Dunque, recuperando quanto ha scritto Petrini, Pinocchio è uno di quei libri che non parla di pedagogia, ma fa pedagogia; non offre delle formule ma solo delle risposte; in Pinocchio «c’è disciolta nel fiabesco quell’antipedagogia che è il contrario del reprimere ma anche dell’autoritario intervenire»[13]. Le ragioni del successo per Nobile risiedono nel fatto che ‹‹i bambini si riconoscono nel burattino e nelle sue avventure, si ritrovano nei suoi difetti, nelle sue debolezze, nei suoi slanci, nella forza dei suoi affetti e nell’enfasi dei suoi sentimenti››. E non solo: ad ammaliare i bambini intervengono anche ‹‹il ritmo serrato del racconto che procede rapido e incalzante, privo di pause descrittive, il susseguirsi dei colpi di scena, la forza visiva di ogni apparizione, la concretezza dei personaggi, dell’ambiente e del paesaggio››[14].

 

 

[1] Le avventure di Pinocchio. Storia di un burattino esce a puntate tra il 1881 e il 1883 sul “Giornale per i  bambini”. Vede la luce a romanzo nel 1883.

[2] Cfr. L. Volpicelli, La verità su Pinocchio, Avio, Roma 1963

[3] Cfr. L. Santucci, Letteratura per l’infanzia, Le Monnier, Firenze 1966.

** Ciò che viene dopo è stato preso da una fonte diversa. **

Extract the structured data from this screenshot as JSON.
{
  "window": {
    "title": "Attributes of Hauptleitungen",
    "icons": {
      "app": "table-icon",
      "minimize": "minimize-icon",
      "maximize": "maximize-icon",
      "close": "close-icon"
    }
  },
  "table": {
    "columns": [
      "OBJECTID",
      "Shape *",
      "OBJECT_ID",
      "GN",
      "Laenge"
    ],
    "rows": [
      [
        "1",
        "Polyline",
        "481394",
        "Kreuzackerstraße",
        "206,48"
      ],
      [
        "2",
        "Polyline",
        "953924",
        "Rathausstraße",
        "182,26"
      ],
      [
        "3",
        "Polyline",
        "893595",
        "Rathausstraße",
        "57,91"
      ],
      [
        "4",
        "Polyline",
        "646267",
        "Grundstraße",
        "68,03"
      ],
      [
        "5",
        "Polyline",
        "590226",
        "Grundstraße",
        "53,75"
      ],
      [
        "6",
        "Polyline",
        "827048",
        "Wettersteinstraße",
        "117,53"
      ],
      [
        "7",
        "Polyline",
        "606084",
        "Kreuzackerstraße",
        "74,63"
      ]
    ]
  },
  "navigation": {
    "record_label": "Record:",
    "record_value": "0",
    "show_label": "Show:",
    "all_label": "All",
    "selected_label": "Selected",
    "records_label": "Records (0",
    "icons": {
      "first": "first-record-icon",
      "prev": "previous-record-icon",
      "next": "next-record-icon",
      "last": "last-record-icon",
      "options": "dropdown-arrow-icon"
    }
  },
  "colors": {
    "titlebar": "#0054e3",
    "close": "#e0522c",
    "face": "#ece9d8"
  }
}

[4] Cfr. F. Cambi, Collodi, De Amicis, Rodari, Dedalo, Bari 1985, p. 27.

[5]Cfr.  D. Giancane, I ragazzi e la lettura, Levante Editori, Bari 2002, p. 19.

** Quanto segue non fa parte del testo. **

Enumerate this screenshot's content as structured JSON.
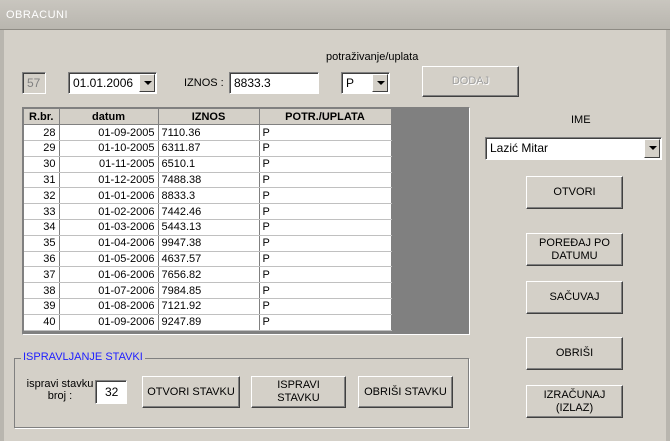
{
  "window": {
    "title": "OBRACUNI"
  },
  "form": {
    "id_value": "57",
    "date_value": "01.01.2006",
    "amount_label": "IZNOS :",
    "amount_value": "8833.3",
    "type_caption": "potraživanje/uplata",
    "type_value": "P",
    "add_button": "DODAJ"
  },
  "table": {
    "headers": [
      "R.br.",
      "datum",
      "IZNOS",
      "POTR./UPLATA"
    ],
    "rows": [
      [
        "28",
        "01-09-2005",
        "7110.36",
        "P"
      ],
      [
        "29",
        "01-10-2005",
        "6311.87",
        "P"
      ],
      [
        "30",
        "01-11-2005",
        "6510.1",
        "P"
      ],
      [
        "31",
        "01-12-2005",
        "7488.38",
        "P"
      ],
      [
        "32",
        "01-01-2006",
        "8833.3",
        "P"
      ],
      [
        "33",
        "01-02-2006",
        "7442.46",
        "P"
      ],
      [
        "34",
        "01-03-2006",
        "5443.13",
        "P"
      ],
      [
        "35",
        "01-04-2006",
        "9947.38",
        "P"
      ],
      [
        "36",
        "01-05-2006",
        "4637.57",
        "P"
      ],
      [
        "37",
        "01-06-2006",
        "7656.82",
        "P"
      ],
      [
        "38",
        "01-07-2006",
        "7984.85",
        "P"
      ],
      [
        "39",
        "01-08-2006",
        "7121.92",
        "P"
      ],
      [
        "40",
        "01-09-2006",
        "9247.89",
        "P"
      ]
    ]
  },
  "side": {
    "name_label": "IME",
    "name_value": "Lazić Mitar",
    "open_button": "OTVORI",
    "sort_button": "POREĐAJ PO DATUMU",
    "save_button": "SAČUVAJ",
    "delete_button": "OBRIŠI",
    "calc_button": "IZRAČUNAJ (IZLAZ)"
  },
  "edit_group": {
    "title": "ISPRAVLJANJE STAVKI",
    "item_label": "ispravi stavku broj :",
    "item_value": "32",
    "open_item_button": "OTVORI STAVKU",
    "edit_item_button": "ISPRAVI STAVKU",
    "delete_item_button": "OBRIŠI STAVKU"
  },
  "colors": {
    "face": "#d4d0c8",
    "group_title": "#2020ff"
  }
}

[6] Cfr. G. Manganelli, Pinocchio: un libro parallelo, Adelphi, Milano 2002, p. 69.

[7] Ivi, p. 156.

[8]Cfr. D. Giancane, op. cit., p. 26.

[9] L. Santucci, op. cit., p. 61.

[10] L. Volpicelli, op. cit., p. 35.

[11] E. Nesti, Pinocchio libro per adulti, Quaderni della Fondazione Nazionale “C. Collodi”, Pescia 1969; F. Tempesti, Chi era Collodi. Com’è fatto Pinocchio, in Studi collodiani, Cassa di Risparmio di Pistoia e Pescia 1976.

[12] G. Rodari, Pinocchio nella letteratura per l’infanzia,  in Studi collodiani, cit., p. 43.

[13] E. Petrini, Dai temi narrativi alla letteratura giovanile, Patron, Bologna 1985, p. 201.

[14]A. Nobile, Letteratura giovanile, cit., p. 157.